Structure organisationnelle en 1999 : après la fusion CLT-UFA / Pearson TV.
La première initiative concrète est la création de Fremantle Media, société de production basée à Londres. À ce jour, Fremantle Media est toujours la structure de production de contenu principale pour RTL. Les activités de production de l'UFA, première entité rattachée à la télévision dans laquelle Bertelsmann avait investi, seront dès lors gérées par Fremantle Media. C'est aussi par le biais de la nouvelle structure Fremantle Media que Bertelsmann réalisera ses premières ventes de contenu télévisé à destination des États-Unis, avec Pop Idol, un concept qui sera rebaptisé American Idol par la Fox.

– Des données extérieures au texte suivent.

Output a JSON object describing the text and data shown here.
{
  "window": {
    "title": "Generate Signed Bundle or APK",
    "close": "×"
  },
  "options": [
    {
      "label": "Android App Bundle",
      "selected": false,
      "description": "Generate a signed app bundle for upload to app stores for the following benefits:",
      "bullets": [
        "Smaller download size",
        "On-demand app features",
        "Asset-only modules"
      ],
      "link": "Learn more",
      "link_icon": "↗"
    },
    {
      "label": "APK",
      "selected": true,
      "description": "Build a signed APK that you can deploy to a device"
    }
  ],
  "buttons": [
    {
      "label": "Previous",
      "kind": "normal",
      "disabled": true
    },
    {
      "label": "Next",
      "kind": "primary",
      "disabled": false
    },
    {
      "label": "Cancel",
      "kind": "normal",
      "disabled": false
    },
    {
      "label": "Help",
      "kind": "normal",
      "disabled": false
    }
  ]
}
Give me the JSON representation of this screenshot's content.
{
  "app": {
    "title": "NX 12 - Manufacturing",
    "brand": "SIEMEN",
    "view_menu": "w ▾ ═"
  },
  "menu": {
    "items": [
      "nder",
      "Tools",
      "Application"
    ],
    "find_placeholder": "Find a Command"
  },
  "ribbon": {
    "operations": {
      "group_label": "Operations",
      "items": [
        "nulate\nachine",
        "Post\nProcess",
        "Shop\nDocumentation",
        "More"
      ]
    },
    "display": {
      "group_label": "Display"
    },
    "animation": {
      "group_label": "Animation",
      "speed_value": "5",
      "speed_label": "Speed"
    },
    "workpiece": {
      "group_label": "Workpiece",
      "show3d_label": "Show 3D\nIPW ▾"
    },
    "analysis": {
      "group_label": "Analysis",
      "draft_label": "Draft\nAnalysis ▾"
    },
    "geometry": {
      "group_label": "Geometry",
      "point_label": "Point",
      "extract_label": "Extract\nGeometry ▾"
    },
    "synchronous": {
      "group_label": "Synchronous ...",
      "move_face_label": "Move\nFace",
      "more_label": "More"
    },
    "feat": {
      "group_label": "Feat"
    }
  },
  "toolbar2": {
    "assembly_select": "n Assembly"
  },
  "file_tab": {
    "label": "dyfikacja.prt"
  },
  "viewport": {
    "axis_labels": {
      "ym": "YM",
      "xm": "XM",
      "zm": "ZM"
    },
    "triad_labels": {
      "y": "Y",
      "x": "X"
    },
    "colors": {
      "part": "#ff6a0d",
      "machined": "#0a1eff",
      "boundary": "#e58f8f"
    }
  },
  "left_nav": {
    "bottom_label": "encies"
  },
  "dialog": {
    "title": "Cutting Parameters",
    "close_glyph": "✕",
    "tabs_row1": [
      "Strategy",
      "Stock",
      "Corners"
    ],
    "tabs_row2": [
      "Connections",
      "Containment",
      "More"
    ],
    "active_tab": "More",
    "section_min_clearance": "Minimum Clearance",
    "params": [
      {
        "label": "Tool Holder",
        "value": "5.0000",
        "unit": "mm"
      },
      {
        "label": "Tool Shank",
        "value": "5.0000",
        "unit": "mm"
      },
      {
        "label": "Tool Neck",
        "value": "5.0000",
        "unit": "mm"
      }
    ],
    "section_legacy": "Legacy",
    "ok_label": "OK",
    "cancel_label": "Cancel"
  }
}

- L'intégration finale : le retour aux commandes
À l'aube des années 2000, Bertelsmann était l'un des acteurs majeurs dans le secteur de l'audiovisuel payant en Europe. Ses 37 % d'actionnariat dans RTL n'était pas tant le résultat de la croissance organique d'une structure historique, mais bien plus le produit final de nombreuses années d'adaptation fiévreuse à un paysage médiatique en constante mutation, avec des coopérations stratégiques, des positionnements tactiques et, parfois, des coups de chance. Le prix que devait payer le groupe de médias allemand de Gütersloh pour assurer sa croissance par le biais d'acquisitions (et non pas sur un mode organique) était la perte de contrôle sur ses propres affaires. Ainsi, Bertelsmann a mobilisé toutes ses forces au début des années 2000 pour évincer ses anciens alliés – pour atteindre son objectif, avoué, de reprendre les commandes.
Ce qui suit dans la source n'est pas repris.